Crackonosh Malware Exploits Windows Safe Mode to Mine Cryptocurrency Secretly – E Hacking News
Researchers have uncovered a variant of cryptocurrency-mining malware that exploits Windows Safe Mode during attacks.
Researchers at Avast have termed the malware Crackonosh, and it spreads through pirated and cracked software, which may be found through torrents, forums, and “warez” websites.
Upon seeing reports on Reddit of Avast antivirus users who were concerned about the sudden disappearance of the antivirus program from their system files, the team investigated the matter and discovered it was the result of a malware infection.
Since at least June 2018, Crackonosh has been in circulation, and when a victim runs a file that they think is a cracked version of genuine software, the virus gets installed as well.
The infection chain starts with the distribution of an installer and a script that changes the Windows registry to allow the main malware executable to run in Safe mode. On the subsequent startup, the infected system is set to launch in Safe Mode.
The researchers stated, “While the Windows system is in safe mode antivirus software doesn’t work. This can enable the malicious Serviceinstaller.exe to easily disable and delete Windows Defender. It also uses WQL to query all antivirus software installed SELECT * FROM AntiVirusProduct.”
Crackonosh scans for antivirus software, such as Avast, Kaspersky, McAfee’s scanner, Norton, and Bitdefender, and attempt to disable or destroy them. The log system files are then deleted to erase the evidence. Crackonosh also tries to disable Windows Update and replace Windows Security with a phoney green tick tray icon.
The deployment of XMRig, a cryptocurrency miner that leverages system power and resources to mine the Monero (XMR) cryptocurrency, is the last step in the journey.
According to Avast, Crackonosh has generated at least $2 million in Monero for its operators at today’s pricing, with over 9000 XMR coins mined.
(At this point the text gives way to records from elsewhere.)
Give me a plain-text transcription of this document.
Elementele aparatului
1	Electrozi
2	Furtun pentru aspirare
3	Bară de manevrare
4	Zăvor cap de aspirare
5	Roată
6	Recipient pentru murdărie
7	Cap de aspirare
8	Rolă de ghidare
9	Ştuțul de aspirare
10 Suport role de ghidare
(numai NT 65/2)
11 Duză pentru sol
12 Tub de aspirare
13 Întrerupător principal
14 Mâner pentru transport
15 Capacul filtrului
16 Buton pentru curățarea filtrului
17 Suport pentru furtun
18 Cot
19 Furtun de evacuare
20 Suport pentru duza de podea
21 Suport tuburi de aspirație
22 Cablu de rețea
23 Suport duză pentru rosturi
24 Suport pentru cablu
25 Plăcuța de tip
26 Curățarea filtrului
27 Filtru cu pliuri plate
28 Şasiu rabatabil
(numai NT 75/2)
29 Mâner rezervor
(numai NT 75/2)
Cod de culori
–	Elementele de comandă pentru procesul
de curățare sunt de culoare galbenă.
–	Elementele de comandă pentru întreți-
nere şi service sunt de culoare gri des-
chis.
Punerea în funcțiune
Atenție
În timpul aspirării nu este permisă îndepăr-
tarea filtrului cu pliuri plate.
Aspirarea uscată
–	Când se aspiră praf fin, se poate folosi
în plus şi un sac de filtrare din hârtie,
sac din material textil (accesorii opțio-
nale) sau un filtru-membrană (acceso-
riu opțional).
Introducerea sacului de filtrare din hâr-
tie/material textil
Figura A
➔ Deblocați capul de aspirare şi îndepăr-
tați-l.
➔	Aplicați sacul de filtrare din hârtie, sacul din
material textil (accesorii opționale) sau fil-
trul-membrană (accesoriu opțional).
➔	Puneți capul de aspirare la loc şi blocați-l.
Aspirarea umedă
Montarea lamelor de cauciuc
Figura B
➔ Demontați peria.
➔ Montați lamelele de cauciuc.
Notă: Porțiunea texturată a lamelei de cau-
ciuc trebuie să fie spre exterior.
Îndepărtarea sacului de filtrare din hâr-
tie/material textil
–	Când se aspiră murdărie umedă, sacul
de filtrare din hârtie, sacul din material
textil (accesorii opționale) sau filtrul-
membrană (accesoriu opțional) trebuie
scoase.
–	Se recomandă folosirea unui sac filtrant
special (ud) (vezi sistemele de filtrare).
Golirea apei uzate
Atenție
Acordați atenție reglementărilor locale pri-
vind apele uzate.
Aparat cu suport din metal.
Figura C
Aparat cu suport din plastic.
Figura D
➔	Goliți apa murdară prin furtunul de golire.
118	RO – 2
Around 1,000 devices are infected each day and over 222,000 machines affected worldwide.
There are 30 different variations of the malware, with the most recent one being released in November 2020.
Avast stated, “As long as people continue to download cracked software, attacks like these will continue and continue to be profitable for attackers. The key take-away from this is that you really can’t get something for nothing and when you try to steal software, odds are someone is trying to steal from you.”